The study presented here had the aim of investigating the possibility of setting up a bio-battery, using locally available bacteria and measuring the battery’s properties including its power output.
Bacteria of unknown species were harvested together with an iron and nutrient rich sample of black sediment from a suburban fishpond. The electrodes were formed from strands of carbon fibre, consisting of many individual filaments, to provide a large area substrate for the bacteria to colonise. The anode was immersed in sediment, while the cathode was suspended in plain water above and parallel to the anode. The process of setting up the cells proved to be remarkably easy and a small voltage was developed immediately.
The battery of four cells in series has performed flawlessly now for 16 weeks and after an initial increase has maintained a high stable voltage over a period of time. The voltage output of individual cells has fluctuated, but has reached up to nearly 0.8 V per cell. The battery is currently capable of maintaining a constant current of over 4 μA at an output voltage of 1.6 V. The calculated energy generated by the battery during the second six weeks of operation is 28 joules. Biomass has an energy content of up to 20 MJ/kg, so even a few grammes of material used in each cell will give it a long lifetime.
The voltage output of 1.6 V is quite useable. However, it is the current that needs to be improved in order to increase the output power. Present investigations involve increasing the area of the electrodes to see if, by providing more space for the bacteria, a greater current will result.

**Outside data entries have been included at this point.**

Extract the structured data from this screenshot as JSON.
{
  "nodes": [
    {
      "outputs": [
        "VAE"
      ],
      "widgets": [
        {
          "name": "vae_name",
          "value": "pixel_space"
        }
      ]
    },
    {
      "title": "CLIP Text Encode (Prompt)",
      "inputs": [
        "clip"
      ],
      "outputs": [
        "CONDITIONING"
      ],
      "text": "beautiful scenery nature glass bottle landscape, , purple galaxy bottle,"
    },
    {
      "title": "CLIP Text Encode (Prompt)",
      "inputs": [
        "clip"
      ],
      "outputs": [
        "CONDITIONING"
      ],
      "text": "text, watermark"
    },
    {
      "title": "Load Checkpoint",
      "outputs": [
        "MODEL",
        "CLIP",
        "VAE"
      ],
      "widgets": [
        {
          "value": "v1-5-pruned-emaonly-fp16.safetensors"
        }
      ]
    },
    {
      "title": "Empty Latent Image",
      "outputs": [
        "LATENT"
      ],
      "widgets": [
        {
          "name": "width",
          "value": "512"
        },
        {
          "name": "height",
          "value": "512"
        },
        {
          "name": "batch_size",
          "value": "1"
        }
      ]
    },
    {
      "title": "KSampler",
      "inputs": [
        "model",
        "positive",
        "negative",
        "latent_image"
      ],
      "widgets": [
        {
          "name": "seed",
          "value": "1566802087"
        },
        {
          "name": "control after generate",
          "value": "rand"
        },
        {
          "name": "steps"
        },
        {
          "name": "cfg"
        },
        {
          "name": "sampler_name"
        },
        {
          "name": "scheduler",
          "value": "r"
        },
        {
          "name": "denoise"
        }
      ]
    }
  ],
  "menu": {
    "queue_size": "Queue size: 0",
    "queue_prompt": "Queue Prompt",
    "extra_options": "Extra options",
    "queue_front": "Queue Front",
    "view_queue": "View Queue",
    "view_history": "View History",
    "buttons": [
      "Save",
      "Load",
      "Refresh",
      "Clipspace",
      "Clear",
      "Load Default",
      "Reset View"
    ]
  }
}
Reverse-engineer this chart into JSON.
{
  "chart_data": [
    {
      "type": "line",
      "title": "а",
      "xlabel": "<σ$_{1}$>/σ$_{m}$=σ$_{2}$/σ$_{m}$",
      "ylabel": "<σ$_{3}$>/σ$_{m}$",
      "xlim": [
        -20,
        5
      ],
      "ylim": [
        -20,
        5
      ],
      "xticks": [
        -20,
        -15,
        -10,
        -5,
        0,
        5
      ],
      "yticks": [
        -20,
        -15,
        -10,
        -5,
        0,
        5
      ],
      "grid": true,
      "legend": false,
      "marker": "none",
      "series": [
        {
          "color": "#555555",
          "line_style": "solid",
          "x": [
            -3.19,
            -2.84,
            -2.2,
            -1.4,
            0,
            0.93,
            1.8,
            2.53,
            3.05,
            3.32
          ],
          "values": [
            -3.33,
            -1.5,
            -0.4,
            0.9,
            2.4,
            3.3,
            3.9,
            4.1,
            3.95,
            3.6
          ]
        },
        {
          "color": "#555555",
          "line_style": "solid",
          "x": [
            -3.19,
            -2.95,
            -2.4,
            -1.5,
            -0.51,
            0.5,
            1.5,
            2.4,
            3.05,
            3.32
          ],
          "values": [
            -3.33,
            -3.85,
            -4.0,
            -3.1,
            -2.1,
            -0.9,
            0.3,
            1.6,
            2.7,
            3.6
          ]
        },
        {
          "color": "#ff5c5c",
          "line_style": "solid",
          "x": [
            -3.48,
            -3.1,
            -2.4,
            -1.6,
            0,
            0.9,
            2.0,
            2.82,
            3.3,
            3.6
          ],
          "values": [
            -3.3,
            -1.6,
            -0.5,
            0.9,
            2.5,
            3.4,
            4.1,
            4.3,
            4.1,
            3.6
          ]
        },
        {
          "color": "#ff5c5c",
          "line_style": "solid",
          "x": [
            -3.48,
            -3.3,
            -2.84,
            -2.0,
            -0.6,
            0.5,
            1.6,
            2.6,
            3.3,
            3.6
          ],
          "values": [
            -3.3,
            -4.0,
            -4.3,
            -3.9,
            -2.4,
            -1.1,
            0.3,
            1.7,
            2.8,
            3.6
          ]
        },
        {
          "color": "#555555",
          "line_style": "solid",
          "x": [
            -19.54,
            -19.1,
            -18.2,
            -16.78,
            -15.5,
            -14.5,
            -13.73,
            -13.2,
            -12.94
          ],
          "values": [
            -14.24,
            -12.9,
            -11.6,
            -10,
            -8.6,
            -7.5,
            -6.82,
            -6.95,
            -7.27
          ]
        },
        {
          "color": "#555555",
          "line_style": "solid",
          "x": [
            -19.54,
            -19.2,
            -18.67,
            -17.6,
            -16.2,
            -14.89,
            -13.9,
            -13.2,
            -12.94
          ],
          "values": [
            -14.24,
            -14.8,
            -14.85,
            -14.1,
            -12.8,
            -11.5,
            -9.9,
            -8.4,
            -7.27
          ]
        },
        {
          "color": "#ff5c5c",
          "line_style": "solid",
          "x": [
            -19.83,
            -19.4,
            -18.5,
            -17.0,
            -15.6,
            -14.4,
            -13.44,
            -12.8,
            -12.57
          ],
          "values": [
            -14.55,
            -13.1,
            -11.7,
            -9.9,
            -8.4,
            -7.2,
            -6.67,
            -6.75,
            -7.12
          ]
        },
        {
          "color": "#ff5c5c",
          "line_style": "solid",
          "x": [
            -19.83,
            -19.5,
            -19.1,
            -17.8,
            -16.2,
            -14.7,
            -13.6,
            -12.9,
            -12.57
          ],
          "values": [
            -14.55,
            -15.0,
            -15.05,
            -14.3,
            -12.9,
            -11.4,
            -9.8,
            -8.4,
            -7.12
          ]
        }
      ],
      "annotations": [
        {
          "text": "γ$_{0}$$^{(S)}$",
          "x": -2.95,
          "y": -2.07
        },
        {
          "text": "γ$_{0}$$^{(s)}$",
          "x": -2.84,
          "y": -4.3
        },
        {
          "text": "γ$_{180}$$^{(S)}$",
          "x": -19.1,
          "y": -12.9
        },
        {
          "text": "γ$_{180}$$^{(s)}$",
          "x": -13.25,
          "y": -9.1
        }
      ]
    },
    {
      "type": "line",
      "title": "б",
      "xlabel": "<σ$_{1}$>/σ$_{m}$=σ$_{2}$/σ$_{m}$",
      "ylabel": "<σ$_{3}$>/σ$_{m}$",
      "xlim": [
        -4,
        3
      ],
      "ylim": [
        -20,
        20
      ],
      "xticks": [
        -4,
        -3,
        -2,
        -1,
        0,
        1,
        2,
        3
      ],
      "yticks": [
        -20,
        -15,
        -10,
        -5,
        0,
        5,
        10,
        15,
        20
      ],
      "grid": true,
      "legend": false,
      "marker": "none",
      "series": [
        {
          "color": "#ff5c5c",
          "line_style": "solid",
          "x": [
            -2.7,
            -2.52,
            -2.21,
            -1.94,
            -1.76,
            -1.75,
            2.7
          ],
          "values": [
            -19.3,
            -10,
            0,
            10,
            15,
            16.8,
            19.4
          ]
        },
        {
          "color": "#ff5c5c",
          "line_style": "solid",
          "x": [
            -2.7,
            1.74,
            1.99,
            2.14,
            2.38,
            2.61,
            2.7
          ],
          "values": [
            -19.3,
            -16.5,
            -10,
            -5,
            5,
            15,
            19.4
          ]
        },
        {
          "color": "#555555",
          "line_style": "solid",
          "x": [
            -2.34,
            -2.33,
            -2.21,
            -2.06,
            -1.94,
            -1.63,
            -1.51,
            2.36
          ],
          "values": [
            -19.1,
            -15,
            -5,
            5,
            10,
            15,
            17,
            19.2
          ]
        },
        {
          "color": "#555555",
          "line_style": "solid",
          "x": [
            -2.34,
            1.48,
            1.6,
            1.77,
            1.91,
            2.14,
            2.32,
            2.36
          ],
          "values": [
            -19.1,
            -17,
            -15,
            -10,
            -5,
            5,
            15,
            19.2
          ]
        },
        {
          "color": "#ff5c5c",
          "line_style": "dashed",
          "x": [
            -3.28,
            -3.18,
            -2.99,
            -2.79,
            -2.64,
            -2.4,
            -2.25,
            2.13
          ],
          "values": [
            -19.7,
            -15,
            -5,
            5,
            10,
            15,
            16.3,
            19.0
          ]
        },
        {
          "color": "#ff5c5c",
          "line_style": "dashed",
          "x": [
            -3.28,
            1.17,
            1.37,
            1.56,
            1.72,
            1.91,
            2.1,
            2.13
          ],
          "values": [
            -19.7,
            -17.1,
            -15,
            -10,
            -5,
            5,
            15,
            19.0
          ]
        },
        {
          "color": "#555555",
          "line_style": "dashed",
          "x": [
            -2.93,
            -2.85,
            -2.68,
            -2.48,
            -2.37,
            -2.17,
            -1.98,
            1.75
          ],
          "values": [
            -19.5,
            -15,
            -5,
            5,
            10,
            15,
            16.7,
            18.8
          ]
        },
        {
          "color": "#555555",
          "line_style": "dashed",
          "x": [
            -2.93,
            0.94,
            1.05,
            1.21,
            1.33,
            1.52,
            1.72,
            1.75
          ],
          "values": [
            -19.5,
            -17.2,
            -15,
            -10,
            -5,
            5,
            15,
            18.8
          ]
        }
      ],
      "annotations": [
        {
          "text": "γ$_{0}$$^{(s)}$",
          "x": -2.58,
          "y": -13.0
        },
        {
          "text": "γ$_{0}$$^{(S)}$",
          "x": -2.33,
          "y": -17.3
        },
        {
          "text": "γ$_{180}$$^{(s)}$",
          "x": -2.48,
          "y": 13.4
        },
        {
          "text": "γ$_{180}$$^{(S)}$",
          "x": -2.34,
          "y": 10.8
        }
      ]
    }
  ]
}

To utilise the present battery would require a component such as a capacitor, or a rechargeable battery to continuously store energy at the low rate produced by the bio-battery until it has sufficient to provide a higher power for a short period of time in a suitable application. Thus, a LED could be used to provide periods of illumination or the power could be used for short periods of time to run an electric motor, a piezoelectric audio device, a radio receiver or a radio transmitter.